TORONTO — To align capacity with expected demand, Delta says it is reducing system-wide capacity by 15 points, with international capacity reduced by 20-25%, and domestic capacity reduced by 10-15%. The airline says it will “continue to make adjustments to planned capacity as demand trends change.”
Delta’s cuts are close to those announced by United Airlines. CEO Ed Bastian said the airline is “prepared to do more” if the outbreak grows.
American Airlines announced it will cut international flying by 10% this summer and reduce U.S. flying by 7.5% in April. It has delayed training of new pilots and flight attendants.
United said it has arranged $2 billion in additional bank borrowing to preserve financial flexibility – raising liquidity from $6 billion to $8 billion.
The airlines are also evaluating their assets – planes, engines, spare parts and other items – to determine what could be used as collateral for more borrowing, if that is needed.
There were reports this week that the White House overruled a plan by the Centers for Disease Control and Prevention (CDC) to recommend that older and physically weak Americans be advised not to fly on commercial airlines because of the new virus.
American’s CEO, Doug Parker, said the largest decline has been in tickets within seven days of departure, which are often bought by business travellers.

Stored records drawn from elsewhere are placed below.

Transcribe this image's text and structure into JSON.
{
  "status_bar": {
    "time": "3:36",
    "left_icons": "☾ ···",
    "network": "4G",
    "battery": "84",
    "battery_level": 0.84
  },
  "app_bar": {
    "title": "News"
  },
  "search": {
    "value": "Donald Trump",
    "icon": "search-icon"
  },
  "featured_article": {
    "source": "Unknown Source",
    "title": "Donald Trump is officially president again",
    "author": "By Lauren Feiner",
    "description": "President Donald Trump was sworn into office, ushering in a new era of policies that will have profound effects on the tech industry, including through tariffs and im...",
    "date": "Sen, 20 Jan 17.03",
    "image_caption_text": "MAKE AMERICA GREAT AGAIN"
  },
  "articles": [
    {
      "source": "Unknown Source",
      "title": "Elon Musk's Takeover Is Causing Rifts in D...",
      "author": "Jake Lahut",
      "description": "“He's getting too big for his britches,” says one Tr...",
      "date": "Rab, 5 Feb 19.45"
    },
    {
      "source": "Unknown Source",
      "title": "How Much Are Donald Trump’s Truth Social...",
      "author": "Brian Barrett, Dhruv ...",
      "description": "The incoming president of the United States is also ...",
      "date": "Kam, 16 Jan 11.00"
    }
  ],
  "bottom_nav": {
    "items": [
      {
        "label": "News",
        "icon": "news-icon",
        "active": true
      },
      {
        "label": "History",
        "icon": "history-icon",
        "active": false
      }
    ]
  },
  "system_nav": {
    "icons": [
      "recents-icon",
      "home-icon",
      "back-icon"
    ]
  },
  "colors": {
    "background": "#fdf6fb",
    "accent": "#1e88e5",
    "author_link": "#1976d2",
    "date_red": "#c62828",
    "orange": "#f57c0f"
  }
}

“That is absolutely driven by U.S. corporations putting in place travel advisories and travel restrictions and cancelling travel,” he said. “Once we get to the point where corporate America is ready to travel again, that will come back.”
In other parts of the world, Qantas has cut international capacity by almost 25% over the next six months. Air France says it will cancel some 3,600 flights this month. Lufthansa has said it’s looking at cutting capacity by up to 50%. Just about every carrier worldwide is having to make tough decisions and cutting capacity as they ride out the coronavirus impact.